Dalam kontek partisipasi politik di Indonesia, bahwa tingkat partisipasi politik tinggi terjadi di masa berlakunya demokrasi kontitusional, untuk merealisasikan hak berpartisipasi bagi masyarakat,negara mengembangkat berbagai wadah mulai dari kelompok kepentingan,ormas,partai politik dan lembaga perwakilan politik otonom dan fungsional.Namut pada demokrasi terpimpin partisipasi masyarakat mulai di kontrol dan diarahkan untuk kepentingan penguasa dan kepentingan pemerintah atas nama kepentingan umum. Pada masa itu dilakukan pembatasan partai politik denganjalan memberikan peran yang sama kepada militer, birokrat dan kekuasaan masyarakat sipil mulai pembentukan golongan fungsional. Merngenai perwadahan atau perlembagaan partisipasi politik masyarakat, tidak dapat dipisahkan dari teori perwakilan politik. Perwakilan sendiri diartikan sebagai hubungan diantara dua pihak, yaitu wakil dengan terwakili dimana wakil memegang kewenangan untuk melakukan berbagai tindakan berkenaan dengan kesepakatan yang di buatnya dengan terwakili.
Orientasi studi terhadap badan legislatif ini berkembang menjadi 3 tahapan, yaitu orientasi kelembagaan (institusional), proses (process), dan tingkah laku (behavior). Pendekatan kelembagaan meninjau parlemen dari struktur dan fungsi utamanya. Sedangkan pendekatan proses melihat obyek studi ini melalui proses pembuatan keputusan sebagai fungsi utamanya.
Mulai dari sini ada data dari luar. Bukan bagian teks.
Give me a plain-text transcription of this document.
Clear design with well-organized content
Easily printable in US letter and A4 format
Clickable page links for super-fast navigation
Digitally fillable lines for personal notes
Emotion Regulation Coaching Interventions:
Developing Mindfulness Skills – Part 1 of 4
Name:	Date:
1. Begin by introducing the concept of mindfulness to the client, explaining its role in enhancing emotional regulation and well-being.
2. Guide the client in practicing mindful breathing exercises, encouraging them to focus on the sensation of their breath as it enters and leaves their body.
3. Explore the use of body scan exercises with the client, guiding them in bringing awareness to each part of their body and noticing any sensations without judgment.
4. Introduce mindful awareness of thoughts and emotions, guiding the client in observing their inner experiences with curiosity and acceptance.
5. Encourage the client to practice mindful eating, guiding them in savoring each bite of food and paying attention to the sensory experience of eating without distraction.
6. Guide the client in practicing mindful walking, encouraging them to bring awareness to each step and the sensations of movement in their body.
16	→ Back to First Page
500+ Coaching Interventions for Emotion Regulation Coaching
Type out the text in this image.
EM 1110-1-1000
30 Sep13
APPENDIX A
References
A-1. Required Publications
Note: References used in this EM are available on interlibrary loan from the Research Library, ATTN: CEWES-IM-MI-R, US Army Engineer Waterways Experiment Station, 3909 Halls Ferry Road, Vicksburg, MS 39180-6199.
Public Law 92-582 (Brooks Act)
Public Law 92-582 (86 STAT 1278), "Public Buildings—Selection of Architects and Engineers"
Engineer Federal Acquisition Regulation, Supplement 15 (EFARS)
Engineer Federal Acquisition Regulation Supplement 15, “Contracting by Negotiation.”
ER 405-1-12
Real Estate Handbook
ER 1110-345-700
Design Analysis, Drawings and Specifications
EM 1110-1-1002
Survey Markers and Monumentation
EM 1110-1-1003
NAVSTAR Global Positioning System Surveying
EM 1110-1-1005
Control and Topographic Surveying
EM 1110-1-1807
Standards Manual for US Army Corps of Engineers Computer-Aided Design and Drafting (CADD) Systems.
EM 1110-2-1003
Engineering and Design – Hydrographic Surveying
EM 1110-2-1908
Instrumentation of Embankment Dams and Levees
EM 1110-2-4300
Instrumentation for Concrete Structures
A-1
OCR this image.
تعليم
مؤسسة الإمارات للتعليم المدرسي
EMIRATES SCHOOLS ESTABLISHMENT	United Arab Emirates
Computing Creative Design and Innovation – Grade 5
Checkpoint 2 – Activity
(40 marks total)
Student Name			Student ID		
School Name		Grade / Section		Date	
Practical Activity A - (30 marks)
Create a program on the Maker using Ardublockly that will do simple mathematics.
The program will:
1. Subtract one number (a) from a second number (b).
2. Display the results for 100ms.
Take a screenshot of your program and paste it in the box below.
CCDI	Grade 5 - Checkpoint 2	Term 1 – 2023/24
Adapun penelitian berdasarkan tingkah laku memperhatikan sikap dan tingkah laku para anggota parlemen dalam menghasilkan keputusannya.

Dengan mengetahui berbagai aspek tentang partisipasi politik dab perwakilan politik, maka  upaya-upaya untuk meningkatkan vitalitas badan legislatif bersama profesionalisme anggotanya dapat tepat dan mengenai sasaran.